You won’t be surprised to hear that I am never invited to visit any of the palaces so I can’t write from firsthand experience, but people closer to the scene tell me that among the new furnishings are chandeliers that cost US$30,000 each.
There is simmering anger over the extravagance of the renovations in Swaziland, where King Mswati rules as sub-Saharan Africa’s last absolute monarch. But you won’t hear about the anger in the Swazi media which is scared to be critical of the king.
I’m told one palace had been completely decked out in the finest of Egyptian cotton and silks by the best Egyptian interior designers. The queen involved walked in and simply said - I don't like it - and the whole lot was pulled down.
The fineries are bought in the Middle Eastern countries of Dubai, Qatar and Kuwait.
A special trusted aide is sent on these trips to carry out Royal purchasing instructions. He is said to stay at the Burj Al-Arab hotel when in Dubai, with the bill picked up by the Swaziland Government. I hope this isn’t true: when I tried to book a room at the hotel today I was told the cheapest was E14,000 a night. (about US$2,050) Or I could have something a bit better at E28,000. I declined.
The king is not short of a dollar: according to Forbes in the United States, King Mswati himself has a personal fortune estimated at 200 million US dollars.
Just where the king gets his money from is a carefully guarded secret, but according to Afrik.com he owns (among other things) 10 per cent of every mining company in Swaziland.

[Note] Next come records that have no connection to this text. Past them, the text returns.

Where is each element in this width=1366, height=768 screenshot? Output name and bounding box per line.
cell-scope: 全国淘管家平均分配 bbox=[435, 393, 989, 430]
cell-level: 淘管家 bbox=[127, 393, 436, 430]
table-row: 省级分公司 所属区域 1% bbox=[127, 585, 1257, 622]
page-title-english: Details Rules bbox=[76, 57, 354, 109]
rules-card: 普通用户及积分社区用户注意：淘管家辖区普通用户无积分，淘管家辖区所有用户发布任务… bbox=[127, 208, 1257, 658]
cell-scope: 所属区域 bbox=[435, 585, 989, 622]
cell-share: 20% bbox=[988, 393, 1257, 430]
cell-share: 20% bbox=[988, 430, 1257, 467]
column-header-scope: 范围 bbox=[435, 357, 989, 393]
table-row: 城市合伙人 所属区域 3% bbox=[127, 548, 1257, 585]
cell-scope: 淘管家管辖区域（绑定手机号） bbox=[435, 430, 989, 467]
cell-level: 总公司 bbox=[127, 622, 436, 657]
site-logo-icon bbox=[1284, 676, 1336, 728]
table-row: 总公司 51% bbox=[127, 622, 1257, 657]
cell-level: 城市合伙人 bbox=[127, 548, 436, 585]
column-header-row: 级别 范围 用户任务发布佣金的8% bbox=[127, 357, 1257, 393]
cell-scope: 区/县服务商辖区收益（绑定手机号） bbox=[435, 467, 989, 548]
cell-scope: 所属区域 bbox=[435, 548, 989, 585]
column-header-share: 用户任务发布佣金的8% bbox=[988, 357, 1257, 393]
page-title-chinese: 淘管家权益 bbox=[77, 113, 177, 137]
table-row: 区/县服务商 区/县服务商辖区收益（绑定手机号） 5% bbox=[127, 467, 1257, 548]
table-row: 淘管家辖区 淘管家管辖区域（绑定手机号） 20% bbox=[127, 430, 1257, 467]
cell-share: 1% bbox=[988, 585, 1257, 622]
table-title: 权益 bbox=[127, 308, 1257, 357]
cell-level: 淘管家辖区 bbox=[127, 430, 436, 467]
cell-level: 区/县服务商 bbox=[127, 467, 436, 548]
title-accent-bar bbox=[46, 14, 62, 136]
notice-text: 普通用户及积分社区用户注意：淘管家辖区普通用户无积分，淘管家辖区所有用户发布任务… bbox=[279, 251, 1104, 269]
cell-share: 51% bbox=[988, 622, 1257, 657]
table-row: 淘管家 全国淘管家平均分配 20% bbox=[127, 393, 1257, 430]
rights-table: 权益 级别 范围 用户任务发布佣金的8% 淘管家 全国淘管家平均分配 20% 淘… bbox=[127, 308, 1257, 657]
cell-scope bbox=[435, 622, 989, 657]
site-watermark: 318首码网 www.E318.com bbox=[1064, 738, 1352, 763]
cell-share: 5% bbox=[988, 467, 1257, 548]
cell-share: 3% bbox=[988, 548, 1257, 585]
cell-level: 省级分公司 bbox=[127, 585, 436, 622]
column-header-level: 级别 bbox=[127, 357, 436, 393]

Forbes says King Mswati is the beneficiary of two funds created by his father Sobhuza II in trust for the Swazi nation. During his reign, he has absolute discretion over use of the income, which has allowed him to build his palaces and stay at seven-star hotels when abroad.
The Swazi Royal Family is bleeding the kingdom dry. In April 2010, the Swaziland Democracy Campaign reported that a breakdown of expenditures shows that despite the king’s personal wealth, a significant portion of mainstream government spending goes towards the up keep of the royal family. In the past few years the following are annual expenditures associated with the royal family:
E170 million for Royal Emoluments and Civil List.
E 125 million for rehabilitation, maintenance and construction of state houses.
E158 million recurrent budget for the Swazi National Treasury under the King’s office.
E50 million for state houses and E50 million for link roads to royal residence.
E95 million for official royal trips by the king.
Swaziland is trying to negotiate a loan of E500 million to get it out of the crisis caused by the government’s mismanagement of the economy. As the king wallows in his wealth, seven in ten of his subjects are mired in deepest poverty, earning less than US$1 a day.
To pay for the economic crisis at least 7,000 civil servants will lose their jobs, the poorest workers will be forced to pay income tax for the first time and public services are being slashed.
People in the international community will wonder why they should come to Swaziland’s aid. Surely they would want Swaziland to put its own house in order before it received help from overseas. They would expect King Mswati to spend less on himself and help his own people first, before outsiders do. And who can blame them, because they are right.